Wednesday, August 10, 2005

Twilight Zone

I haven't heard from "Bryan Guski" in awhile. I wonder why?

Sorry, but the guy was getting too weird for me. One can deal with only so much insanity. Keep in mind that I know who he is-- he gave himself away early. Yet he became outraged at me for throwing his (fake) name around. Someone too caught up in the part he's playing.

As it was, his arguments became little more than personal attacks. Fine-- but do it in your own forum. "Guski" portrays Frank, J.D., and myself as fossils. (In 1920's Paris he would've described Stein, Pound, and Joyce as old, failed bottom-feeders.) He has, as always, a trendy mainstream-media perspective. It's a question of perspective.
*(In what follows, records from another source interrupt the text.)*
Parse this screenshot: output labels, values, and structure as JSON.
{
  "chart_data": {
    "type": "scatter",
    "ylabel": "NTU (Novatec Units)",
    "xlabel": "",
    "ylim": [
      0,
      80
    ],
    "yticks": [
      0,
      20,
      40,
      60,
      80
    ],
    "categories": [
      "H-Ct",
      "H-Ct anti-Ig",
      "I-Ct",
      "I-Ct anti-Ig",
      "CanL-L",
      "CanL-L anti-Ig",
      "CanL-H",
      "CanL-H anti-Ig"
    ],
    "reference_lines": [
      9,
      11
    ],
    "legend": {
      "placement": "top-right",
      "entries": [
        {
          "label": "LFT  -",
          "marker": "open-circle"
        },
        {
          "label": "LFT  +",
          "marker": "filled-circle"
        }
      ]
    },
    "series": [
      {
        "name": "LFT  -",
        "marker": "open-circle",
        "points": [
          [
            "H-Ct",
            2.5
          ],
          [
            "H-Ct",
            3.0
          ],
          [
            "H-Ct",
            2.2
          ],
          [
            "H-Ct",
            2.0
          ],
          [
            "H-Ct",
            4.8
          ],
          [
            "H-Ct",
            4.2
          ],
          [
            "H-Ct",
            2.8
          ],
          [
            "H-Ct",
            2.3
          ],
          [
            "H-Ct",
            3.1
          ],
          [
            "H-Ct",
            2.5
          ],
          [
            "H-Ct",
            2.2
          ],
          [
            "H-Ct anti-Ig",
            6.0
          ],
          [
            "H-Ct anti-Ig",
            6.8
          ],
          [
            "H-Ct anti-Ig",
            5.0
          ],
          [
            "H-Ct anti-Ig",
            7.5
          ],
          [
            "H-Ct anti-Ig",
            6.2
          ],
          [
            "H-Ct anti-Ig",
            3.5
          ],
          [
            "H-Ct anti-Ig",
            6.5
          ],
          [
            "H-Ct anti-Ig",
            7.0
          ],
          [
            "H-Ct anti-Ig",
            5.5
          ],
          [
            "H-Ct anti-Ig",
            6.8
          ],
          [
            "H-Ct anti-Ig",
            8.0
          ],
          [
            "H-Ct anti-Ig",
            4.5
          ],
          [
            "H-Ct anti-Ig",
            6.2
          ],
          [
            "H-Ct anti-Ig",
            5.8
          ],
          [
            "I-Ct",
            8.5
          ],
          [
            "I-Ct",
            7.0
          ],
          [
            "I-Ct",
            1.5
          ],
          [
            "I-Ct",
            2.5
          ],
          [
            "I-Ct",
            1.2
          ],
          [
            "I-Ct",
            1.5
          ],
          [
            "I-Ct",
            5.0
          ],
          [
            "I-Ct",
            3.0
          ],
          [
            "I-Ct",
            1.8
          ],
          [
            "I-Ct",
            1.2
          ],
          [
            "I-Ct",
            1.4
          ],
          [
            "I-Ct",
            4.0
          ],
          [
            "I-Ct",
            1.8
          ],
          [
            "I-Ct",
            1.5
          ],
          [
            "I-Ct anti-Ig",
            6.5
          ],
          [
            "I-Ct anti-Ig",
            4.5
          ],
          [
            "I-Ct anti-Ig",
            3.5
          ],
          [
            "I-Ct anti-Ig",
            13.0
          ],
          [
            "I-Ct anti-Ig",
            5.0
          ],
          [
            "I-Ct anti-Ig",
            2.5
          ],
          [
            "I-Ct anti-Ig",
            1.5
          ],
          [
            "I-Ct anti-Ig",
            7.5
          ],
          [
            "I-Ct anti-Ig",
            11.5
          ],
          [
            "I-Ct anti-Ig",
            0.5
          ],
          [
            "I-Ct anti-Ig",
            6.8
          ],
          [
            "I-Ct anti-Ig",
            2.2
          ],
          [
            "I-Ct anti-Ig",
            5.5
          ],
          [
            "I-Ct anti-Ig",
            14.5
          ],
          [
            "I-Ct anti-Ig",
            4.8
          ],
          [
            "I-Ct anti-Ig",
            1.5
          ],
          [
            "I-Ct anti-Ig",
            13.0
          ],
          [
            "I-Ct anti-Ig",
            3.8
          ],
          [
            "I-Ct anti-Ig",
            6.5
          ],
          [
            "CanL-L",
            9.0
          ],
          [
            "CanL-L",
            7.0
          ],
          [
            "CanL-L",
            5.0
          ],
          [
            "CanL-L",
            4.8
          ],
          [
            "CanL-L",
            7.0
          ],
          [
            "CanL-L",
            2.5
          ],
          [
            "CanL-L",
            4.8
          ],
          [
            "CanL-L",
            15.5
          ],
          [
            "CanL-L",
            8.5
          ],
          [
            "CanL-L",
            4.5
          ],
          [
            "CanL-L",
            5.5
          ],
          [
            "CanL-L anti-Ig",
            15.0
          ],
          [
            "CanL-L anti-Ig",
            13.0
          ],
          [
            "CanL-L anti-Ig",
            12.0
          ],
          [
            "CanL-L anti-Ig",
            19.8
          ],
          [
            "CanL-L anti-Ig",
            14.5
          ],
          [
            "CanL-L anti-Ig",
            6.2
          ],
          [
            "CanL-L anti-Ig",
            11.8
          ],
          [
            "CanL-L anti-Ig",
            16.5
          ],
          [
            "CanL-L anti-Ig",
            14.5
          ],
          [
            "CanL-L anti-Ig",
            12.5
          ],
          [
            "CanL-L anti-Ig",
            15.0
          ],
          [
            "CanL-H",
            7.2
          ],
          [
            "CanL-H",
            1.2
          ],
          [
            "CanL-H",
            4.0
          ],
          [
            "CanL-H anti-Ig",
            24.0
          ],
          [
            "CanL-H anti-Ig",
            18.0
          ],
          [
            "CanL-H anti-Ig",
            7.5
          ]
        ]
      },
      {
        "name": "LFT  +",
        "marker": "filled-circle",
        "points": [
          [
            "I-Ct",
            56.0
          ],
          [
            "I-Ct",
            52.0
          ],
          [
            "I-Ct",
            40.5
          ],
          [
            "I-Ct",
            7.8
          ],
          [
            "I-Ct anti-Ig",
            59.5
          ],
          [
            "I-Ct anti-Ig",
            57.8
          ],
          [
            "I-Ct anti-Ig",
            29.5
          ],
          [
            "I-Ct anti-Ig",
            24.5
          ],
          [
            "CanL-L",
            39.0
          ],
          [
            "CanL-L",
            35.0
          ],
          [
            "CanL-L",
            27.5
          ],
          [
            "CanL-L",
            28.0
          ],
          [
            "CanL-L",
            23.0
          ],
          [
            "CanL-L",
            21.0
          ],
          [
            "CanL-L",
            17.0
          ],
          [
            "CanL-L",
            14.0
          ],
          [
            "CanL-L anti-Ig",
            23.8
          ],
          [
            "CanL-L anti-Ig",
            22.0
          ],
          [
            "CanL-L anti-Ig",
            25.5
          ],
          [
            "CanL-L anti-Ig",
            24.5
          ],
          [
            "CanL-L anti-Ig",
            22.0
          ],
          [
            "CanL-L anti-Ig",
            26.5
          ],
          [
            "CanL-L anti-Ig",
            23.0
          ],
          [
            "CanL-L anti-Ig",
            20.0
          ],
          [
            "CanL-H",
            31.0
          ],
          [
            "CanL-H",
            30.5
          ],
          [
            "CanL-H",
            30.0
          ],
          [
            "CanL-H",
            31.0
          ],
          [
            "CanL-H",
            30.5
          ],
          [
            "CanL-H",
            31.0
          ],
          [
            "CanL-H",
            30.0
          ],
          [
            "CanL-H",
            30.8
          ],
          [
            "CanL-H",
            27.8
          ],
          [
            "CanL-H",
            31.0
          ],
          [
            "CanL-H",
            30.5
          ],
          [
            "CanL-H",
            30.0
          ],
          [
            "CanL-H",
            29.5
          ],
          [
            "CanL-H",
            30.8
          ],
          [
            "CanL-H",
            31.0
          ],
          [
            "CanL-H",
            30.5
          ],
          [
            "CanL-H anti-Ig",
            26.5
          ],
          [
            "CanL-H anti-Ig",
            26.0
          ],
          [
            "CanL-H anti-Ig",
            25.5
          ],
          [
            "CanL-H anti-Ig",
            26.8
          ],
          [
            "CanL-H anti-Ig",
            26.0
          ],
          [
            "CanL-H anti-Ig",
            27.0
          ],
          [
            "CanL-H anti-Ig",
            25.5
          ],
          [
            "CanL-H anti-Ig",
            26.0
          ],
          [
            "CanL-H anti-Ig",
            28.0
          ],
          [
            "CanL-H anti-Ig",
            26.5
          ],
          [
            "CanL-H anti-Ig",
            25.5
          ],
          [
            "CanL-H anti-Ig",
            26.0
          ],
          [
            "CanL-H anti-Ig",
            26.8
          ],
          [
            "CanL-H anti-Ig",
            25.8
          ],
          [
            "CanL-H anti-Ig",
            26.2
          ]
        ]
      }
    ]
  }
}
If we were politicians we'd be considered young; are just entering our prime. (At a good age to be leaders.) Walsh for one has more energy than any writer I've seen at any age. Those who've met Frank know this. The funny thing about it is that "Bryan" isn't that much younger. He talks as if he were twenty-five!

The loon also spends much time castigating me as a writer. Am I supposed to be very bothered? Those who've read "The Origins of the ULA" in Zeen Beat 3 (I had some old copies at Zinefest recently) will know that I don't portray myself as a writer in the piece, but as the organizer of the ULA, assuming the task of putting together a team of charismatic young writers. Though obviously I write, the role I slotted for myself in this project from the beginning was as promoter-- or "impresario," as the N.Y. Times referred to me. Duh! Which book of mine is Potter's ULA Press bringing out, I wonder? There isn't any! Golly, "Bryan," if the purpose of the ULA is to promote myself as a writer, something important is missing. Where are those manuscripts of which you speak? (Fortunately there are many fun and interesting writers in our organization.)

Sometimes I use computers at libraries, but I sure don't use them in psychiatric wards-- from where I suspect "Bryan" has been posting. (If I knew which hospital, I'd send him an "I Hate King Wenclas" t-shirt.)

2 comments:

King Wenclas said...

In my opinion the guy was becoming increasingly creepy.
I step on stage to discuss the ULA, hearing a sudden unbalanced chuckle from a seat above me. It's the Insane Man in the Balcony, wrapped in straitjacket, rocking back and forth in his seat while staring with gleaming distended eyes.
"Ha ha ha ha ha ha ha ha ha. Wenclas, you dick! Can't deal with the rationality of my arguments, you old %##$^(*&^%)+*&$#@!!! Five years! You'll never get anyplace! Dictator! Name-dropper! Plimpton! Attacking New Yorker interns! You're just angry. Angry! ANGRY!!!!!!! Not like me. I'm perfectly sane. I just want peace, asshole! Paintballs! Where'd you get the hat! Ahahahahahahahaha!"

My question: How did the man in the straitjacket gain admission in the first place?